Поле литературы ждало только землеустроителя и садоводановатора, литературного Мичурина-Бербанка, который окончательно уничтожил бы жанровые межи и, используя в качестве подвоя дички маложурнальной и газетной прессы, привил бы им окультуренный привой художественного «языка» большой литературы». Современная критика обвиняла авторов в «дагерротипичности», «фотографичности» изображаемого, отмечая «необязательность многих вещей, эпизодов, сцен, оказавшихся в их произведениях». В прозу вводятся предметы, почти прямо взятые из эмпирического мира и всегда готовые «вернуться в него обратно, где будут приняты как свои.
Предметы рассказа Чехова внешне схожи с такими вещами, сохраняют их пропорции.
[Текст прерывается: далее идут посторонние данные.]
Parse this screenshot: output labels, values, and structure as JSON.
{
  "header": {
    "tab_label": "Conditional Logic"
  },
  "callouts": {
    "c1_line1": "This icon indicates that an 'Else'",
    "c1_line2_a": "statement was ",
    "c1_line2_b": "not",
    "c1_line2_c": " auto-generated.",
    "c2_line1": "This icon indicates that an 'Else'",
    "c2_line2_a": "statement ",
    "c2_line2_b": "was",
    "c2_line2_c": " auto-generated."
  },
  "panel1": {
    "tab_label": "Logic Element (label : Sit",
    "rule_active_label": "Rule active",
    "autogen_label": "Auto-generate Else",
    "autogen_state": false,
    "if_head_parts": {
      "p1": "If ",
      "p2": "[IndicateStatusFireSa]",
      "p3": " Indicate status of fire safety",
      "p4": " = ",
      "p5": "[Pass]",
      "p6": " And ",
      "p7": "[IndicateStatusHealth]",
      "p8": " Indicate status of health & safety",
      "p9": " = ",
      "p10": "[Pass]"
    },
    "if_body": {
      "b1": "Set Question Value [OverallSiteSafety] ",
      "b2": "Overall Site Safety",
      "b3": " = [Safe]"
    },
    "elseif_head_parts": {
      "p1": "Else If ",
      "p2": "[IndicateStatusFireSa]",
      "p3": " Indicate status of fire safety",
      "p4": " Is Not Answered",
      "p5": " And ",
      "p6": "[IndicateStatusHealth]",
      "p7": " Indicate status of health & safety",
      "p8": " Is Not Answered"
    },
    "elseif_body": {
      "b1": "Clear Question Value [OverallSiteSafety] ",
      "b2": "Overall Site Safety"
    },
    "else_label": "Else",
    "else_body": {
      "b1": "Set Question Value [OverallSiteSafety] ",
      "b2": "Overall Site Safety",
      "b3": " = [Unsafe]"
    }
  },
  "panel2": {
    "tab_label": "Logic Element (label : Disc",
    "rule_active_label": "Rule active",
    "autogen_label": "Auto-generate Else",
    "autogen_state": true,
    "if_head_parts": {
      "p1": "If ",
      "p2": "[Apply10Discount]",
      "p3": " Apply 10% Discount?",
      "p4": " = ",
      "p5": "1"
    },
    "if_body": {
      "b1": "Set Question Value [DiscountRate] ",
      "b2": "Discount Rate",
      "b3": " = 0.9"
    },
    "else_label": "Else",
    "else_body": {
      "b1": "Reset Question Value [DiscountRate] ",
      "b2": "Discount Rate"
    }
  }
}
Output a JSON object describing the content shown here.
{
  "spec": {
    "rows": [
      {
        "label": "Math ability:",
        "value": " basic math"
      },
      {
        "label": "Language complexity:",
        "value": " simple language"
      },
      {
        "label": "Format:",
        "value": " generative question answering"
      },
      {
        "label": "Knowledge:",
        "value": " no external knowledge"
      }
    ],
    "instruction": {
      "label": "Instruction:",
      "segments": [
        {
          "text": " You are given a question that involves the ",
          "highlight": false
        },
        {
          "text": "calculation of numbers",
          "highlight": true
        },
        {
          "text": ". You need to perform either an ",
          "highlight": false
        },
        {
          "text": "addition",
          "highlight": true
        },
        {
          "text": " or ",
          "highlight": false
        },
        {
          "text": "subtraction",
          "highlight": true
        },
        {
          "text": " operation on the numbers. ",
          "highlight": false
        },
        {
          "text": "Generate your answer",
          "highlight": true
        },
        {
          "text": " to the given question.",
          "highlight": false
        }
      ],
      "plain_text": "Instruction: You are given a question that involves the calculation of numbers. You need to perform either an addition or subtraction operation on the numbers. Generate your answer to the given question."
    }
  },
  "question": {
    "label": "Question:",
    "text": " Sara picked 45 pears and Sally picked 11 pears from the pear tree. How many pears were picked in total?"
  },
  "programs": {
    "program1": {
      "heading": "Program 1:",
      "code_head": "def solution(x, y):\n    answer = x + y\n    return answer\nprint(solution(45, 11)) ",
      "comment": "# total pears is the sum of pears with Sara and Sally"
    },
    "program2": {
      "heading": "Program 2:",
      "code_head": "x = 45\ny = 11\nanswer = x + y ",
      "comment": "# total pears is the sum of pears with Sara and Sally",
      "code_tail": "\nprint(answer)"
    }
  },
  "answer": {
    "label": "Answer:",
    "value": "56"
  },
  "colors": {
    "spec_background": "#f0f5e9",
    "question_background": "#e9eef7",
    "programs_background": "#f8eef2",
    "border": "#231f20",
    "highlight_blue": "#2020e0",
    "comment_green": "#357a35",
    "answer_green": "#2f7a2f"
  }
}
Но сходство это мнимо. Центробежным силам этого предметного сообщества противостоят центростремительные, внутренние силы художественной гравитации, чеховского мира, направленные противоположно, приложенные к той же точке и создающие искусствоносную напряженность. <…> Явился новый синкретический жанр. Влияние его ощущается в литературе до сих пор (Поэтика русской литературы конца XIX – начала XX века. Динамика жанра. Общие проблемы. Проза. М., 2009. С. 365–396).
По своему темпераменту он не был борцом, не любил, когда его отвлекали от занятий, чтения, писания, дачных его работ, во время которых ему так отлично думалось, – напишут его коллеги по Институту, – но, человек спокойный, неторопливый, берегущий время и силы для научного творчества, он буквально взвивался, когда сталкивался с халтурой и наглым невежеством, и тут его легко было подвигнуть на действие, протест. Он мгновенно соглашался «быть заодно», когда речь шла о противодействии научному любительству или культурному варварству. И это качество не раз заставляло Чудакова вступать в настоящую борьбу за осуществление необходимых науке и культуре изданий или сохранение истинных ценностей, будь то биобиблиографический словарь «Русские писатели. 1800–1917» или чеховский флигель в Мелихове (In memoriam. Александр Павлович Чудаков // Поэтика русской литературы конца XIX – начала XX века… С. 811–812).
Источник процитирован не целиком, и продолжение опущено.